‘Shaolin Soccer’ delights with crazy silliness
Enthusiasm is contagious, and comedy filmmaking is as good as any other medium to demonstrate this.
Take the early movies of Jim Carrey like “The Mask,” the early Dean Martin and Jerry Lewis buddy movies, or even the early Adam Sandler movies (which I’m generally not a fan of).
There’s an unmistakable kinetic energy from their anarchic spirit that runs through the performers excited to entertain.
As a counter example, take the work of those same people later in their career. The skill-set might be the same, but the excitement is utterly diminished. The routine is old hat.
“Shaolin Soccer” is firmly in the former category, a chance to join people having fun together in a positive, pleasant, and infectious way.
The people in it generally seem to be having a good time and don’t mind hamming it up or looking silly for the camera. The whole thing is buoyed by Stephen Chow’s performance in the lead as “Mighty Steel Leg.”
His character may want to show the true nature of kung fu, but then again, the movie also shows his kicking technique blowing the net off a soccer goal.

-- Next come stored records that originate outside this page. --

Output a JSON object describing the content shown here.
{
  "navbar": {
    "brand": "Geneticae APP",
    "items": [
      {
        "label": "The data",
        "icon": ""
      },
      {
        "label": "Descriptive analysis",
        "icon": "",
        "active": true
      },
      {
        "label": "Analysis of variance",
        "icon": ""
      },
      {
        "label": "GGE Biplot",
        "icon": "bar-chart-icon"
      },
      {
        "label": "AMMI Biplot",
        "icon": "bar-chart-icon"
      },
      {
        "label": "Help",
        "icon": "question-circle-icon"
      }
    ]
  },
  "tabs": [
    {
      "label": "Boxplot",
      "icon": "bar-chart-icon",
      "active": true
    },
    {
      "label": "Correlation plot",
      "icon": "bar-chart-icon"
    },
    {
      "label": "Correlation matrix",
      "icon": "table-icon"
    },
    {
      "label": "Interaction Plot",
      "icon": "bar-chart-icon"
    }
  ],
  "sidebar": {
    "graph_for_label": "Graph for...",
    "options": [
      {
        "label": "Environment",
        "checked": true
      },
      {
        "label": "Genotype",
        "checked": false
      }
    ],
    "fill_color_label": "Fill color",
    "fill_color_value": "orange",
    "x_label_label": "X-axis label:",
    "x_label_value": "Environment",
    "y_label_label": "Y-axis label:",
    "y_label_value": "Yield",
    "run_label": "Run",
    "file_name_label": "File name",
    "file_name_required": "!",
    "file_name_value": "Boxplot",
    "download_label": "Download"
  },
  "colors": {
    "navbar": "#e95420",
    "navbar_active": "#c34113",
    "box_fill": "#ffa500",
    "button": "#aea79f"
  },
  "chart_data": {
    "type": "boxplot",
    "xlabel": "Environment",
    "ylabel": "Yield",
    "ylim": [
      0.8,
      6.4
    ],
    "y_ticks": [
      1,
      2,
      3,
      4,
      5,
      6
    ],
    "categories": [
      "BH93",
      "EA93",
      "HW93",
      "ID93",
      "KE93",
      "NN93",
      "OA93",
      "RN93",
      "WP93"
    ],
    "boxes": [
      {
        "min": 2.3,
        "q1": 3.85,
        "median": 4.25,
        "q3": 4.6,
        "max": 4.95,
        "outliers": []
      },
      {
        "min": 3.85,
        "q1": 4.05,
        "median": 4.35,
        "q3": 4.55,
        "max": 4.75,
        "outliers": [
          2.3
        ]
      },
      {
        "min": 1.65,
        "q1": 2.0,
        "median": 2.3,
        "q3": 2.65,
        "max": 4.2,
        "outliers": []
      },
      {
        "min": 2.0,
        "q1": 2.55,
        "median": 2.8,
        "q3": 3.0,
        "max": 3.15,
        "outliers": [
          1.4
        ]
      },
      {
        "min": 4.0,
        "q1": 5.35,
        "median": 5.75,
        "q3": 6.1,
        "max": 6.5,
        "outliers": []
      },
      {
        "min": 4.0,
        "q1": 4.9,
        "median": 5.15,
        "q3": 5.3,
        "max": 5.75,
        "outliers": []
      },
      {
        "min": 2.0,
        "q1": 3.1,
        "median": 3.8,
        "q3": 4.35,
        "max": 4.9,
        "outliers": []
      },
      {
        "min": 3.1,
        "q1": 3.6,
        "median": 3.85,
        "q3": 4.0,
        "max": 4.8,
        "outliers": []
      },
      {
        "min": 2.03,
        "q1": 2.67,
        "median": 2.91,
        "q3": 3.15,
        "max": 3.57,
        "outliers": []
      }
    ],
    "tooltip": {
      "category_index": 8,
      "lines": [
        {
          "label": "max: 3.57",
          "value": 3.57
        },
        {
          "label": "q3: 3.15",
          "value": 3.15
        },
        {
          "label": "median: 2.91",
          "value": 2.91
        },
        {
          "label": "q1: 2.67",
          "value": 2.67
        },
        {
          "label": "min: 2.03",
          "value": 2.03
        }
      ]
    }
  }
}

So the moral is kung fu isn’t just for fighting, it’s for cartoonish special powers? That lapse of logic doesn’t take away from the movie at all because it’s approached with such a wide-eyed innocence.
The story is so sincere that cover versions of Carl Douglas’ “Kung Fu Fighting” and Kool & the Gang’s “Celebration,” two of the most overplayed and cheesy songs of all time, didn’t bother me at all while playing throughout the movie.
This is not to discount the visual effects, which are simple, yet still innovative and effective. I’m sure many-a-serious meeting was made on the craziest way to get a ball into a net, physics be damned.
In Shakespeare’s “Julius Ceasar,” the titular character was murdered because he was too ambitious.
Proving to be the opposite in almost every conceivable way, “Shaolin Soccer” succeeds because it’s not ambitious, because it’s content to simply be fun. So those works are opposite, except that they entertain.
(Brian Offenther is a Shanghai-based DJ and music promoter.)
‘Shaolin Soccer’ (2001)
• Where to see it: It is available to watch for free on video-streaming sites like Youku.
• What to see: This slapstick sports/action flick finds actor/director Stephen Chow as a poor bottle collector who dreams of showing the world that kung fu is more than just for fighting. He gets his chance when he’s recruited by Ng Man Tat as ex-soccer star “Golden Leg,” who hopes to enact revenge on his former teammates on Team Evil. “Shaolin Soccer” was chosen by the Hong Kong Film Awards as one of the best 100 Chinese motion pictures.